Grande successo, di critica e di pubblico, al Teatro Palladium di Roma per la presentazione il 5 maggio, alla presenza del regista Filippo Soldi, del produttore Alessandro Tartaglia Polcini, di Cristina Poggesi, uno dei volti simbolo delle proteste dei dipendenti Alitalia, dei protagonisti del docufilm Maria Carla Generali, Tania Angelosanto, Riccardo Livermore e Lucandrea Martinelli. Ed ancora, i Senatori Monica Cirinnà, Gregorio De Falco e William De Vecchis, il deputato Stefano Fassina, il sindaco di Fiumicino Esterino Montino, l’ex sindaca di Roma Virginia Raggi, il Presidente del Municipio VIII Amedeo Ciaccheri, l’Assessora alle Politiche Culturali del Municipio VIII Maya Vetri, la Consigliera per le Pari Opportunità del Municipio VIII Michela Ciciulli, l’AD di Meridiana Gianni Rossi, Gianni Dragoni, Fabrizio Tomaselli.

 

SCHEDA DEL FILM

Titolo: “NOI SIAMO ALITALIA – Storia di un Paese che non sa più volare”
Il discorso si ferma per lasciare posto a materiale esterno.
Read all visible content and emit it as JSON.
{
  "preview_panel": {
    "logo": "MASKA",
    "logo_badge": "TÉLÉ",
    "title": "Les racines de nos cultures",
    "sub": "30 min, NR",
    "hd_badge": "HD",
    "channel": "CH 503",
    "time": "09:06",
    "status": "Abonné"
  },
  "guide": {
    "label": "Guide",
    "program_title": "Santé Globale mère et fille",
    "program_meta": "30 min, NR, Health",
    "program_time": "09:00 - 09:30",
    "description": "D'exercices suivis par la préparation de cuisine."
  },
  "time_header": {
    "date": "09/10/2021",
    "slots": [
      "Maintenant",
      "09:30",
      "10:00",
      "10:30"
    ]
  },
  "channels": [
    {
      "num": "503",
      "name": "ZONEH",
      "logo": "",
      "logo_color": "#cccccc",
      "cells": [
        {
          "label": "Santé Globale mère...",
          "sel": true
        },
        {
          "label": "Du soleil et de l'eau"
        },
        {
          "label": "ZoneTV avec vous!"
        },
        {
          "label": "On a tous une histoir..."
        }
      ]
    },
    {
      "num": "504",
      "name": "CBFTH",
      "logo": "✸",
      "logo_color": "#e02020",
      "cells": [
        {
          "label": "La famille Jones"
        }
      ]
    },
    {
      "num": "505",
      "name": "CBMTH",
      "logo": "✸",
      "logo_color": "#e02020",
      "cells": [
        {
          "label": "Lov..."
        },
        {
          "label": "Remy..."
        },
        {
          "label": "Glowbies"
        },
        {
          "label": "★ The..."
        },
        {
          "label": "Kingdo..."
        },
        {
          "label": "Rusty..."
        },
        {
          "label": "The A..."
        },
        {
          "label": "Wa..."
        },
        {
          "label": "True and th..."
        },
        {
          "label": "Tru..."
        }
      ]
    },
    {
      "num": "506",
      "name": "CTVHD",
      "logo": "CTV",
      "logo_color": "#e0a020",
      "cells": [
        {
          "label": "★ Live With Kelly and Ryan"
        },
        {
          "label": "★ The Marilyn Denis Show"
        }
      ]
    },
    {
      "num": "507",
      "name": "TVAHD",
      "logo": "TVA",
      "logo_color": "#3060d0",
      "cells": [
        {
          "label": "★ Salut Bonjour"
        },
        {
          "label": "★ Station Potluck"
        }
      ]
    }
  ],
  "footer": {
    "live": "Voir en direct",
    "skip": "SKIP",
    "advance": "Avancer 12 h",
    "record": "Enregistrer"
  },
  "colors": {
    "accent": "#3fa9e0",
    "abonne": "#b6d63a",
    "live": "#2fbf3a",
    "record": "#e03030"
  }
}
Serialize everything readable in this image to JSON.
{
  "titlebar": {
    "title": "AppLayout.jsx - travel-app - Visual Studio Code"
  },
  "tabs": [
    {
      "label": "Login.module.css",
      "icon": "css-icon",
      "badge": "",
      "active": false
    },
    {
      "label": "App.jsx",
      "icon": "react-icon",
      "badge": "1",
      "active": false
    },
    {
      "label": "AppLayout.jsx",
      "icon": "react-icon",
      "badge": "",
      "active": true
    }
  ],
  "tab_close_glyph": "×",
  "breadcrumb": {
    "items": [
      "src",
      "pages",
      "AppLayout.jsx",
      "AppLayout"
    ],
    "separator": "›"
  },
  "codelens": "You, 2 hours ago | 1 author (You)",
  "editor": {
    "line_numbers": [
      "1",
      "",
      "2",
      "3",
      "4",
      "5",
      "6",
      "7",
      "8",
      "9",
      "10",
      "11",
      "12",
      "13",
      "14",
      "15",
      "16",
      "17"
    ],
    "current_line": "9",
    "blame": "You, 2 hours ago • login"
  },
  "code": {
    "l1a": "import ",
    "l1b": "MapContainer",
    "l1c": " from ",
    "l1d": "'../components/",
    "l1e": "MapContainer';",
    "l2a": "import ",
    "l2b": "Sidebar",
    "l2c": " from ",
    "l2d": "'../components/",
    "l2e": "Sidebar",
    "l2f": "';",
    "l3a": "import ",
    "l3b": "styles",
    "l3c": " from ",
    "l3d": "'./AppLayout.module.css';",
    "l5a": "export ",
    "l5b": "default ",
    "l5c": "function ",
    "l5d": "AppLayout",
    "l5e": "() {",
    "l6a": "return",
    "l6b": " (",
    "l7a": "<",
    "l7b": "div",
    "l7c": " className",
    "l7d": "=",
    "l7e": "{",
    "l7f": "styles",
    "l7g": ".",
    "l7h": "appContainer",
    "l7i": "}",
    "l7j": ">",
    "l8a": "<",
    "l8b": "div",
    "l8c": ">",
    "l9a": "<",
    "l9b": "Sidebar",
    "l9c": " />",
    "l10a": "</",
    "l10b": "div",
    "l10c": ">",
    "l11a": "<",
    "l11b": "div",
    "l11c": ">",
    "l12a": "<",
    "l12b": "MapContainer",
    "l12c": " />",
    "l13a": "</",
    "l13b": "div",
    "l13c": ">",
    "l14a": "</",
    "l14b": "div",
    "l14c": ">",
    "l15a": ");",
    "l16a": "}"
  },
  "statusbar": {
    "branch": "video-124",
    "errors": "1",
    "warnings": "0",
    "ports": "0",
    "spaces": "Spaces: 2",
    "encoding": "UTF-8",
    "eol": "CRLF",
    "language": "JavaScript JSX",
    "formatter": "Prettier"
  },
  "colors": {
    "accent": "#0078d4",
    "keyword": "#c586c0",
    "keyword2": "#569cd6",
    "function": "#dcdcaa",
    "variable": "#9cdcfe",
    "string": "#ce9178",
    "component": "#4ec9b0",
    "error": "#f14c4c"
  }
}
Ideato: Alessandro Tartaglia Polcini

Prodotto: Associazione Culturale Ticto, OWN AIR e Alessandro Tartaglia Polcini

Soggetto e sceneggiatura: Filippo Soldi, Maria Teresa Venditti, Annamaria Sorbo, Alessandro Tartaglia Polcini

Regia: Filippo Soldi

Direttore della fotografia: Giuseppe Pignone

Montaggio: Marco Rizzo

Autore delle Musiche: Alessandro Michisanti

Genere: documentario

Formato di ripresa: Sony Raw XOCN-HQ

Formato di proiezione: 16: 9

Durata: 54’ e 75′ (2 versioni – una televisiva, una a destinazione

festivaliera/cinema)

Lingua originale: italiano – sottotitoli: francese e inglese

Località: Italia

Data di consegna: maggio 2022

Con il sostegno e il Patrocinio del Comune di Fiumicino.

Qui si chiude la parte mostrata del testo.